Conheci Sérgio Piaba na mesa do boteco, em reunião de diretoria
do bloco carnavalesco e etílico As Cuecas,
onde fui aceito como sócio benemérito desse grêmio recreativo caricato da cueca
100% algodão colorido, porque a galera tem alergia às cuecas de elastano, ou
laycra, e também pelo nobre e cobiçoso motivo de que o principal acionista do
bloco é nosso compadre Dalmo Oliveira, entusiasta das experiências inovadoras
da Embrapa no melhoramento genético das cores do nosso algodão. Esse bloco,
elevadamente machista, até hoje tem pouquíssimas mulheres em suas fileiras
foliãs. Como diria Marilyn Monroe, “tragam-me as calcinhas de seda pois não sou
mulher de usar as de algodão”. A feminista Madame Preciosa impetrou recurso em
processo para mexer no nome do bloco, que passaria a se chamar As Cuecas e as Calcinhas, apelação
derrotada pelos tradicionalistas. Mesmo
porque o bloco existe em louvor ao compositor Livardo Alves, autor da marchinha
famosa, integrante da lista das vinte melhores marchinhas de carnaval de todos
os tempos.
Sérgio não se define, porém, só como poeta visual. Ele também
esbanja criatividade na poesia sonora, como editor de programas de rádio onde
exibe sua performance na estruturação dos sons. Comigo, que sou um locutor
correndo atrás de variantes para evitar usar só a palavra como mero veículo de
significados, Sérgio faz parceria na composição de textos fonéticos e sons diversos
para montagem de imagens acústicas nos programas experimentais em rádios
alternativas como a Rádio DiarioPB. Pense num sonoplasta inovador e fecundo!

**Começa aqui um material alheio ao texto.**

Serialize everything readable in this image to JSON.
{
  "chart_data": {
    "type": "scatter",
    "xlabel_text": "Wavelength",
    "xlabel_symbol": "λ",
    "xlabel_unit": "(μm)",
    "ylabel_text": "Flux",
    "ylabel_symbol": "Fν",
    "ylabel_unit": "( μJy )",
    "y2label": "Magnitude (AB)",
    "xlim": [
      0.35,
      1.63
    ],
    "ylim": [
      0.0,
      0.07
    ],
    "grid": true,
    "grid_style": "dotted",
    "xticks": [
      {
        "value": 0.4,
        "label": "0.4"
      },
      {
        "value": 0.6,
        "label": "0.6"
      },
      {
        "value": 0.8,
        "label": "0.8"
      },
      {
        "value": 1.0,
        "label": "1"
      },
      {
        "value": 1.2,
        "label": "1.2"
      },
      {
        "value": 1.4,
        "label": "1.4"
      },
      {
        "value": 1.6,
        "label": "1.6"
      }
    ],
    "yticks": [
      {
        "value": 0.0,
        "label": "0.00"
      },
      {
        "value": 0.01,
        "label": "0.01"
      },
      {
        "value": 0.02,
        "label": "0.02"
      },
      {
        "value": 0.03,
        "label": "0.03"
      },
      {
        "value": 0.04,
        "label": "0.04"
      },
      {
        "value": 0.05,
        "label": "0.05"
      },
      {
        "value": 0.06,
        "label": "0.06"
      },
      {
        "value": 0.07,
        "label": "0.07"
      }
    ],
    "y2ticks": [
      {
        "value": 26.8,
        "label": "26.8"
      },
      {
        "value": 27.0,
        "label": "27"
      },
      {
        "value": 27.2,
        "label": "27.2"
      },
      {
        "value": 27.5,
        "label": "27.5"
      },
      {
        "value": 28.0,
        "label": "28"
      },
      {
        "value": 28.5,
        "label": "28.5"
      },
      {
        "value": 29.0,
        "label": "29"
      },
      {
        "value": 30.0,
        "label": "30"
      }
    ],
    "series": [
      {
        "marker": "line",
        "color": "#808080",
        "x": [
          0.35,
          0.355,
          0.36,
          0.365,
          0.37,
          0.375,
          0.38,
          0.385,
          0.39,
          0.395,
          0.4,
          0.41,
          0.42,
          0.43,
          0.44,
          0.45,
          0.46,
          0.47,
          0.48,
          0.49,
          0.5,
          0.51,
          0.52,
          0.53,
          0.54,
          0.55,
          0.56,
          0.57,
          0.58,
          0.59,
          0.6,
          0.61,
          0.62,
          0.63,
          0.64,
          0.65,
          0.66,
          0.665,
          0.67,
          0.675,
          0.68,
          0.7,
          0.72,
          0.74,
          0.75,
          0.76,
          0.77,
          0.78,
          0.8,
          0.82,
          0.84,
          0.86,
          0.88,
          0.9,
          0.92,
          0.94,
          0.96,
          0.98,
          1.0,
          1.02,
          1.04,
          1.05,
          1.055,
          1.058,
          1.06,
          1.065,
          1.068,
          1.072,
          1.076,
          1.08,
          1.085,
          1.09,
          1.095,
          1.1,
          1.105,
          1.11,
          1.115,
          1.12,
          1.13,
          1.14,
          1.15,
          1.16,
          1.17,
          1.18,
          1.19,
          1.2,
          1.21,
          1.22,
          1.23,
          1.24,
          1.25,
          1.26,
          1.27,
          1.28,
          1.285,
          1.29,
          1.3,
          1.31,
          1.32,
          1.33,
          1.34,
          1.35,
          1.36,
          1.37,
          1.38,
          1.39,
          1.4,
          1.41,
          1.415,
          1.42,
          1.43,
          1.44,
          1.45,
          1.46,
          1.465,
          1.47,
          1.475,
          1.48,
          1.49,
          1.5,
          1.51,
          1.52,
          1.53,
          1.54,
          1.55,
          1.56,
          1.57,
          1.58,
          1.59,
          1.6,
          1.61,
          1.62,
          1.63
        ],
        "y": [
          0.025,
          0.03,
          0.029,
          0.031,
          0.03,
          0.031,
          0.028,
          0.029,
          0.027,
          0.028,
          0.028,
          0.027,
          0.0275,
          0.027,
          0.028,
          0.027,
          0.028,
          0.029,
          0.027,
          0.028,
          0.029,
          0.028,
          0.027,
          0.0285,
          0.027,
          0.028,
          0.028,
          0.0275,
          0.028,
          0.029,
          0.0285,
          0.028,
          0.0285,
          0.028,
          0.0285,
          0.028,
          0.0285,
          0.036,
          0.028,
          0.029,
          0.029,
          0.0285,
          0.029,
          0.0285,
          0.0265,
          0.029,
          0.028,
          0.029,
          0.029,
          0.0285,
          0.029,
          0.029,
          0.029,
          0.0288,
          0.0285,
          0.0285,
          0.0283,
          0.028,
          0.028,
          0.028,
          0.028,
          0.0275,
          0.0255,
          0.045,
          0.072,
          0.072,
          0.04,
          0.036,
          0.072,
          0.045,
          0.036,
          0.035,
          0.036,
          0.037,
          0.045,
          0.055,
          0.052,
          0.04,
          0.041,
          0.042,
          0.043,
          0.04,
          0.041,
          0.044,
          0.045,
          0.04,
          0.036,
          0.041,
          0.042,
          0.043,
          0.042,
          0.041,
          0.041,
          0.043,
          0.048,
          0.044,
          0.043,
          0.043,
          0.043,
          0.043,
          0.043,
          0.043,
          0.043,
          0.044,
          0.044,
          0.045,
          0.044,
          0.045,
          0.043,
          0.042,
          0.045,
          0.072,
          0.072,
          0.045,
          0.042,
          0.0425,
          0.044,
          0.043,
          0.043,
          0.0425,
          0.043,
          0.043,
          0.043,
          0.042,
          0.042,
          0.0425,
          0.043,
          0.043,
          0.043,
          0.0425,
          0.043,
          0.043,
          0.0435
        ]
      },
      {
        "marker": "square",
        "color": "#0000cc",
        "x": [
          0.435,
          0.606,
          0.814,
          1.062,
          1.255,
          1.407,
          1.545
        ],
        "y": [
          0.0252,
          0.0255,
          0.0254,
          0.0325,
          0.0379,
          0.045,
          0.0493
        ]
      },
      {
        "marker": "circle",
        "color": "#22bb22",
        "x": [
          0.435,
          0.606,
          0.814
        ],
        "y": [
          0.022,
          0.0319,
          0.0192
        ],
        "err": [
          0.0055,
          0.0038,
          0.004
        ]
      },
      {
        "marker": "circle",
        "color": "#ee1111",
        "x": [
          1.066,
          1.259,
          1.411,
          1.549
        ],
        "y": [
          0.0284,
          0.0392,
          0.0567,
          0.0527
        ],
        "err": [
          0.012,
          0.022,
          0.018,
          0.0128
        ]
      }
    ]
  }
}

Desses que só se criam em rádios comunitárias e alternativas, sem compromisso
com público ouvinte nem com anunciante. Em torno dos processos de som em um
programa de rádio, ninguém amarra a chuteira nem veste a camisa de Sérgio Piaba
Camisas, ele que também vende camisas personalizadas com suas artes arretadas e
suas cores de Portinari de Bayeux. De sua arte emana o cheiro de caranguejo, a
maresia da inquietação e o vigor da maré cheia com o revoltado e teatral Piaba
comandando o impuro, profano e encardido bloco da Cueca em busca de ondas puras
e sonhos inovadores, férteis e libertadores. E tem aquele quê de humildade,
ausente em muito figurão na cena artística. “Não sou maior nem menor do que
ninguém, mesmo porque o que eu faço não é prova de atletismo, e sim uma briga
comigo mesmo pra comunicar o belo da forma que eu vejo”, esclarece Piaba,
merecendo citação de Karl Kraus, dramaturgo austríaco: "Os artistas têm o direito de serem modestos e o dever de serem
vaidosos”.
O poeta Sérgio Piaba é a cara do comunicador a serviço de uma
causa, mas que não abre mão de uma dicção qualificada e, sobretudo,
comprometida com as questões sociais e políticas de seu tempo. A vida e obra de
Piaba é um manifesto contrário a governos autocráticos que estão sempre a
alimentar os conflitos armados e às elites atrasadas, burras, cínicas e
insensíveis. Um peixinho ferroando a parte do mundo sujo que nos toca, sem
desistir de ser sempre uma piaba ligeira dando pitu nos lambaris do fascismo.